The Defense Department is 600,000 investigations behind in security checks on Pentagon staffers and employees of contractors with which it does business, USA Today reported. The newspaper said the most recent director of the internal agency that conducts the checks was reassigned to the Energy Department earlier this week as research for its report was ending. A senior Pentagon official said he ordered implementation of a plan aimed at eliminating the backlog within 18 months.

The reported acceptance by the Yugoslav government of a peace plan for Kosovo is "a hopeful sign, but we need to see more," a Clinton administration spokesman said. White House officials said they wanted to hear directly from Finnish President Martti Ahtisaari, who presented the plan to Yugoslav leader Slobodan Milosevic. If diplomacy brings an early end to the 11-week air war against Yugoslavia, the Pentagon said a vanguard of US Marines could be in Kosovo inside a day to serve with other international peace-keepers.

Orders for manufactured goods fell 1.2 percent in April, mostly because of low demand for airplanes and other transportation-related products, the Commerce Department reported. The decline came on the heels of a 1.9 percent advance in March. If not for the transportation sector, the department said, factory orders would have risen by 0.5 percent in April - the fifth increase in six months.

Discovery astronauts propelled the International Space Station into a slightly higher orbit, positioning it to receive a Russian-made module to be launched this fall. It was the Discovery crew's last major task before disengaging from the station and returning to Cape Canaveral, Fla., Sunday.

Federal investigators awaited a doctor's permission to question the first officer of the American Airlines jet that crashed in bad weather at Little Rock, Ark. The accident late Tuesday night killed nine people, among them pilot Richard Buschmann.
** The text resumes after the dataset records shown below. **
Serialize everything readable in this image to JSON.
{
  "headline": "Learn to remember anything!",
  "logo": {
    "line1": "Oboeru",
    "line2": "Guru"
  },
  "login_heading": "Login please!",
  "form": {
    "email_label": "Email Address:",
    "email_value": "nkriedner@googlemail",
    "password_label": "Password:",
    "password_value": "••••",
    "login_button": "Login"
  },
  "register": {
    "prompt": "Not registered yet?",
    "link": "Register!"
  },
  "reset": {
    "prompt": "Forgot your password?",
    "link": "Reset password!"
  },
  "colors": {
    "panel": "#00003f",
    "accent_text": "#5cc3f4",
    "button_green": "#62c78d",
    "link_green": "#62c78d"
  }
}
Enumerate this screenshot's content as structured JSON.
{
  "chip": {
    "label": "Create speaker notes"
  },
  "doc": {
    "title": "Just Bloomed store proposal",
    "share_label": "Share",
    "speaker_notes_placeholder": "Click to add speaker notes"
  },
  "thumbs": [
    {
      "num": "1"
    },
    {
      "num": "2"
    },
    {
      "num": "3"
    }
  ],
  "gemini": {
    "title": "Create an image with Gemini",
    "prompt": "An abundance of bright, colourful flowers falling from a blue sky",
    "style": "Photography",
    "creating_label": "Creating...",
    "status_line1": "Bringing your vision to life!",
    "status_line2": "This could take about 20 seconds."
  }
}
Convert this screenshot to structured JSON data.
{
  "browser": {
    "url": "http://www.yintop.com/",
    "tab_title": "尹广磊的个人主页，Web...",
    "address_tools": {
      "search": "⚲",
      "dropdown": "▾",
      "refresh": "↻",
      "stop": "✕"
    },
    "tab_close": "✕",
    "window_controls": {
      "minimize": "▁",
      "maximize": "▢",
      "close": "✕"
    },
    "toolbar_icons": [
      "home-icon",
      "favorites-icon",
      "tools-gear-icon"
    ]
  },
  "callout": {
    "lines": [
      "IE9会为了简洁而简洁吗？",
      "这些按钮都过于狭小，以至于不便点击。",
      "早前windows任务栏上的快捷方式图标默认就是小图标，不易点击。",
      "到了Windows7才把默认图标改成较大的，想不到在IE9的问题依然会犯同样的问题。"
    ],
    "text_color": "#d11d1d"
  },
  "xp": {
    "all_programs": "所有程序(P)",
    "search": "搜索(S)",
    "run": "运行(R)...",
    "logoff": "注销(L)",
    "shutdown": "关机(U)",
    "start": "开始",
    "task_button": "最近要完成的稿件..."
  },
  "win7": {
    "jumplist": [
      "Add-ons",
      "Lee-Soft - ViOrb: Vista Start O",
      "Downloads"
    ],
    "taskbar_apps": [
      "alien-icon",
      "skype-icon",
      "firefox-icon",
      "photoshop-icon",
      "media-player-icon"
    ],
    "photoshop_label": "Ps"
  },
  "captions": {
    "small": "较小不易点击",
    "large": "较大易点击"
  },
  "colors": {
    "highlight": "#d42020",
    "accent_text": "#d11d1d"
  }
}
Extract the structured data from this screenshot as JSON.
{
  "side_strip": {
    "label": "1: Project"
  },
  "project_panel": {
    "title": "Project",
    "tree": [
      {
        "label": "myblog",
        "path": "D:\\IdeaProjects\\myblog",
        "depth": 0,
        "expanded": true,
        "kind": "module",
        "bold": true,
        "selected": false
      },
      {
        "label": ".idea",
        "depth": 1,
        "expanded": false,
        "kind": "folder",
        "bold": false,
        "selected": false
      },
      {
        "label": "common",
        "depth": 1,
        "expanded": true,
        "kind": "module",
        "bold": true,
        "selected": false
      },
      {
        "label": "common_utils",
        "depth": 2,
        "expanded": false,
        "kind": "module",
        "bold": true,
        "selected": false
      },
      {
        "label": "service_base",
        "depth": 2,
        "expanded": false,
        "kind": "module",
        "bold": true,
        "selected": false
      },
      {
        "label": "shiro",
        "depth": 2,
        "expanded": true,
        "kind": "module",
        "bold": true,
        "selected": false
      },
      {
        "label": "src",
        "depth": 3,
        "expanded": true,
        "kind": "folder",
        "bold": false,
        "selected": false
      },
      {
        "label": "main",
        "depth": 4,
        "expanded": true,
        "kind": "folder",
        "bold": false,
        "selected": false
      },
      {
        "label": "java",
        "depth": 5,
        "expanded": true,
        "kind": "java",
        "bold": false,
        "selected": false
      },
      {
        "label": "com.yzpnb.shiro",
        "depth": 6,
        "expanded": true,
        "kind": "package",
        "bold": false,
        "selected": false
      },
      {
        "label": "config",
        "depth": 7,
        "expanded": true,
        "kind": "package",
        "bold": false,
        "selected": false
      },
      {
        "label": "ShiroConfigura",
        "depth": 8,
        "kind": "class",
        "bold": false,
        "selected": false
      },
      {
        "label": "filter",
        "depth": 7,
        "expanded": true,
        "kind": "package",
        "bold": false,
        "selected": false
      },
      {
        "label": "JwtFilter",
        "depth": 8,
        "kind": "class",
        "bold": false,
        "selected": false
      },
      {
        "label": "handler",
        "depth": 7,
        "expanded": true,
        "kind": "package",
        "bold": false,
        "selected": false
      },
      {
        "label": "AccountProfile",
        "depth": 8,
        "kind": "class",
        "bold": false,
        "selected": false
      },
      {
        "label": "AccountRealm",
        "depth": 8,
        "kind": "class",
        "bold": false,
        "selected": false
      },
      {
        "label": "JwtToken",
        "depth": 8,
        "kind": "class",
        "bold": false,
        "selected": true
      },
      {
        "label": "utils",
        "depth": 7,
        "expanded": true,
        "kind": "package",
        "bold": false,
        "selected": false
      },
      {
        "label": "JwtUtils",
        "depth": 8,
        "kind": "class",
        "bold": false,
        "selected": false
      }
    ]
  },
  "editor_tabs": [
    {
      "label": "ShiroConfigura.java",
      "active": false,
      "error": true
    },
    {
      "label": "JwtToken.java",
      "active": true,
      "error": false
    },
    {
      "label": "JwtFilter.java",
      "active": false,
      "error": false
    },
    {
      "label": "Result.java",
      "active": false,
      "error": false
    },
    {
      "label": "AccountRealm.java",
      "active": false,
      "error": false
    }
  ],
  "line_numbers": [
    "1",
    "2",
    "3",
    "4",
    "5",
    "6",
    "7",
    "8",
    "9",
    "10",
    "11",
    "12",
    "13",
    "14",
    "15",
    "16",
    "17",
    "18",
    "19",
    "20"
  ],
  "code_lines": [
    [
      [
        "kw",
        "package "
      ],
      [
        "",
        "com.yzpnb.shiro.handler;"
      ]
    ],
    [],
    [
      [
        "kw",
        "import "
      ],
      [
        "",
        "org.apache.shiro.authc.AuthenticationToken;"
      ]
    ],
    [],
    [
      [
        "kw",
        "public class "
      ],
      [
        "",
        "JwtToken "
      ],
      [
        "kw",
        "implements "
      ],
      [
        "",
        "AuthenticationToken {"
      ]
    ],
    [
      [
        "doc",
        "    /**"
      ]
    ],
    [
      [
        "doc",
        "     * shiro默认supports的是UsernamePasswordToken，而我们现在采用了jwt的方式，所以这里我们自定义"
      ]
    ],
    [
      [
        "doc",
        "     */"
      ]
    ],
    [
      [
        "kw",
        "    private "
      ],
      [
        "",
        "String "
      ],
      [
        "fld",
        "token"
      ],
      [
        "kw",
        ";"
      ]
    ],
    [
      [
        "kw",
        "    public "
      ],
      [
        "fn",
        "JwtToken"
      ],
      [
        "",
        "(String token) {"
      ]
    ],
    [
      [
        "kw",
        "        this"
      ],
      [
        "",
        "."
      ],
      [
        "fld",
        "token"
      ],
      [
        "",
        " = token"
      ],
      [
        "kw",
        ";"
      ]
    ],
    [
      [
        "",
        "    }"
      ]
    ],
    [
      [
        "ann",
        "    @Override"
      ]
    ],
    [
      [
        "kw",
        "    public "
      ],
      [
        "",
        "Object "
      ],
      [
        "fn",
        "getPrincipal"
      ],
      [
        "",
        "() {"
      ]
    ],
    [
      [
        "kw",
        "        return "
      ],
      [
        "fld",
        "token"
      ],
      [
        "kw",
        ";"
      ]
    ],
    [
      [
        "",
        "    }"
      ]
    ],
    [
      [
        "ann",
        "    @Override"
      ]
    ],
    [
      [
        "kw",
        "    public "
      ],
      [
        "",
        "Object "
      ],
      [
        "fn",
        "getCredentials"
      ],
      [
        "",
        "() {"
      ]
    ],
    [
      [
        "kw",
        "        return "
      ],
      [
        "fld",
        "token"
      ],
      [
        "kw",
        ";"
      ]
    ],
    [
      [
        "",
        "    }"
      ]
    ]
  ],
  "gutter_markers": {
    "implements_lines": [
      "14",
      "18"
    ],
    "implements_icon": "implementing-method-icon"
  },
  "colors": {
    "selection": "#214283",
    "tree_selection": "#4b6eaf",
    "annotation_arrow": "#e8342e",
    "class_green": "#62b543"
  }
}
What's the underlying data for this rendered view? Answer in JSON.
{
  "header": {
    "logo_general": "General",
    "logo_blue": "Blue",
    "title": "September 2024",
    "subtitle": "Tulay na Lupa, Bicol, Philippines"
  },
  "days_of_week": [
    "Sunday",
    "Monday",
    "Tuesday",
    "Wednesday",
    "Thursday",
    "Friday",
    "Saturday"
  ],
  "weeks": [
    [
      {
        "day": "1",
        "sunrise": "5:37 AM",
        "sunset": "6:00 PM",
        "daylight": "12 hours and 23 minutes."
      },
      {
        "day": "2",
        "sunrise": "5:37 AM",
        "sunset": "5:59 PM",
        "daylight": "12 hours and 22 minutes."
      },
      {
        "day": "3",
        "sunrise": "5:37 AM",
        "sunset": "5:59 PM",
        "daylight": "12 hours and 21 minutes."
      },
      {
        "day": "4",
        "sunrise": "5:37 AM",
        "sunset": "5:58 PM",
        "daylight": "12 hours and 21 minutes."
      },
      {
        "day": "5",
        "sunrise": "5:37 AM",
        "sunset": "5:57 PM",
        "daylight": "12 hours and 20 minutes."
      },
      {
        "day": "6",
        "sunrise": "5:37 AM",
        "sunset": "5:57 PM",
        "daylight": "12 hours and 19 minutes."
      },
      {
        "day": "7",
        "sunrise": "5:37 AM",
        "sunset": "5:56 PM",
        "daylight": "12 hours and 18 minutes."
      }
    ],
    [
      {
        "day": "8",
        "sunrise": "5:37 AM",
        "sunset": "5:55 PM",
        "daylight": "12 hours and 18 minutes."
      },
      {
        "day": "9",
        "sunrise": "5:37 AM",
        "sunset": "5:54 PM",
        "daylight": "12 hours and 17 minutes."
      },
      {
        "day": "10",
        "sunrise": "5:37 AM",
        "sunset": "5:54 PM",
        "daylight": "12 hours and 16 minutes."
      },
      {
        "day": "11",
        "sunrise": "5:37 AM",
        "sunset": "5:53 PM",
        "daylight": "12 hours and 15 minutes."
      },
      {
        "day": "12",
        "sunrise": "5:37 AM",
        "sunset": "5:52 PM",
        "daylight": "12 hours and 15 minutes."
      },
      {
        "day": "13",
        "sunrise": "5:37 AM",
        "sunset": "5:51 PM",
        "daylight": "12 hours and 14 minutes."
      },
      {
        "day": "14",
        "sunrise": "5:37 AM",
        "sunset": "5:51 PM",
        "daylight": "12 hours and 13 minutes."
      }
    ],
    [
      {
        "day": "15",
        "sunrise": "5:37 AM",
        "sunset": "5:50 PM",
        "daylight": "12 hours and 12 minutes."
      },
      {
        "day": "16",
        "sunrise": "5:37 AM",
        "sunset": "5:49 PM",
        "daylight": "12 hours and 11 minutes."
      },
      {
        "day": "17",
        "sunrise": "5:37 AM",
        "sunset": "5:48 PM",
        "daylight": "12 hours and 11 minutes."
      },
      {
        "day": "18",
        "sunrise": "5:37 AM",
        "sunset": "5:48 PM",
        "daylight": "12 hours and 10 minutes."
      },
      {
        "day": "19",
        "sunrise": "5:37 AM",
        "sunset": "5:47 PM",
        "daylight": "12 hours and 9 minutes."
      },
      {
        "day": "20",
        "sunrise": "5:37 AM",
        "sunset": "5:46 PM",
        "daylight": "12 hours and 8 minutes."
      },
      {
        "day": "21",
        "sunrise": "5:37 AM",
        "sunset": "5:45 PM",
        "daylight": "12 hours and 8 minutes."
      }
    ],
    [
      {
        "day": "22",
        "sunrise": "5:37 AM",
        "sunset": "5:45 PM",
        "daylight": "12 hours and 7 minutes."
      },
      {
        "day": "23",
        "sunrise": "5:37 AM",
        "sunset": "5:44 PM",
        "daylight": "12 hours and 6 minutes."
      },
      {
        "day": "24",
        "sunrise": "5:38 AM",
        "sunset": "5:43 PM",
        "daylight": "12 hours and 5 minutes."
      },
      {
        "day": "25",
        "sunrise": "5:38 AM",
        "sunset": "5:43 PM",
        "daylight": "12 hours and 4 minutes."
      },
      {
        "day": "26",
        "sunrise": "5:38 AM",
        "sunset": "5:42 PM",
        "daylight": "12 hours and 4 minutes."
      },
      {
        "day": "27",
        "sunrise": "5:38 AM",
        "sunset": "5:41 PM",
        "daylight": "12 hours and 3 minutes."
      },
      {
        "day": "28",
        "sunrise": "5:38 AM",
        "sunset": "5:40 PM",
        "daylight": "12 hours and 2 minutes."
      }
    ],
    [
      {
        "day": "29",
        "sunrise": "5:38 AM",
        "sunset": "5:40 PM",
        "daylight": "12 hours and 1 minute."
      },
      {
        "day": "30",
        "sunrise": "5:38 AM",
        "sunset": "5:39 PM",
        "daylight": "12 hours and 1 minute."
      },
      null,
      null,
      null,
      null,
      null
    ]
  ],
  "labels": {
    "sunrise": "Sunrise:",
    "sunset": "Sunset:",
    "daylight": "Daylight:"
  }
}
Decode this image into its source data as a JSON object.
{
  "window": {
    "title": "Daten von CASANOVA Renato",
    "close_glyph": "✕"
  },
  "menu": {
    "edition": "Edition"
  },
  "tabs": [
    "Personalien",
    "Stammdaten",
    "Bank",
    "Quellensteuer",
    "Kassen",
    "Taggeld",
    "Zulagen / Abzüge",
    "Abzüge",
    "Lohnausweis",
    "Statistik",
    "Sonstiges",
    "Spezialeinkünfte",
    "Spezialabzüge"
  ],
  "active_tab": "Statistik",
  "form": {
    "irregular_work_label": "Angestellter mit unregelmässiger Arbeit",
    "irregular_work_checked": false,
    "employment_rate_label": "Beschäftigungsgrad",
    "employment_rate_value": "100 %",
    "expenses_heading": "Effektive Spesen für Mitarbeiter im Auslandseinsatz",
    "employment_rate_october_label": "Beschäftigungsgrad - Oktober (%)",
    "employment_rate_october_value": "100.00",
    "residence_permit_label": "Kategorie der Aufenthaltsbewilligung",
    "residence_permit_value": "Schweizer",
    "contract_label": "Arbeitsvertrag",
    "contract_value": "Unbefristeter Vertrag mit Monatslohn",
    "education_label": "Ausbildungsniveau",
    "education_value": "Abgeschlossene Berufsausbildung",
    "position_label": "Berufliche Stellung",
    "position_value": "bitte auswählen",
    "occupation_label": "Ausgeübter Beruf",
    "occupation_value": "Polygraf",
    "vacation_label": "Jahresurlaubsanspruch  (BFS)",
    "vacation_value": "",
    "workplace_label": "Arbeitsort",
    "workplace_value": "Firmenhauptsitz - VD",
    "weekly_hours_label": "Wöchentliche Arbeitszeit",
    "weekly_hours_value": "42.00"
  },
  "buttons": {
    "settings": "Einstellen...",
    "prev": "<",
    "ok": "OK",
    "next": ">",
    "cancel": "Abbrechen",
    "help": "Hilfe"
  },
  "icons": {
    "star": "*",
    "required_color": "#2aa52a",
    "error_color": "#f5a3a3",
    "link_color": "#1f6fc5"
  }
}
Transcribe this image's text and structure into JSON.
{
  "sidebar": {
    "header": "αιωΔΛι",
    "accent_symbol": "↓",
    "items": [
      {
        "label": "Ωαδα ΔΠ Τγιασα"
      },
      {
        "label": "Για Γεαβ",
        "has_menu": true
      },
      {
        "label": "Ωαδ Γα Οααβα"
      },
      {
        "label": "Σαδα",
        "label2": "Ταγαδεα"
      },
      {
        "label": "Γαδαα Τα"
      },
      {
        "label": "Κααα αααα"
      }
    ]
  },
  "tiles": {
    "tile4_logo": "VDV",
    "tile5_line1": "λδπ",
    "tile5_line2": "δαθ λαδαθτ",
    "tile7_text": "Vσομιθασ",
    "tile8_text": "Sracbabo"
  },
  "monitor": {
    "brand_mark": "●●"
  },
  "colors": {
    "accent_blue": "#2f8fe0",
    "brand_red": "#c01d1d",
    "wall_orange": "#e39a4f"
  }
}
A check of the plane's maintenance records revealed no major problems. The crew, however, had been on duty for 13-1/2 hours, 30 minutes short of the federal maximum.

Arguments in the case of a New Jersey elementary-school pupil whose teacher wouldn't let him read a Bible story in class were heard by a federal appeals court in Philadelphia. Sharing a favorite story was to have been six-year-old Zachary Hood's reward for good reading habits at Haines School in Medford, until he chose The Beginner's Bible version of Jacob and Esau. His choice was ruled inappropriate because of its source, although it made no mention of God. A suit filed by his parents calls for a state policy that would allow public school students to include religious beliefs in completing their assignments. Legal experts say the case could end up before the Supreme Court.

The sale of personal salary data collected by state agencies in California to creditors, car dealers, and other private businesses could begin as early as this year, the Los Angeles Times reported. No data would be shared without written permission of the individual concerned, officials said. But critics complain that buyers would not have to prove they had such an OK before accessing the data.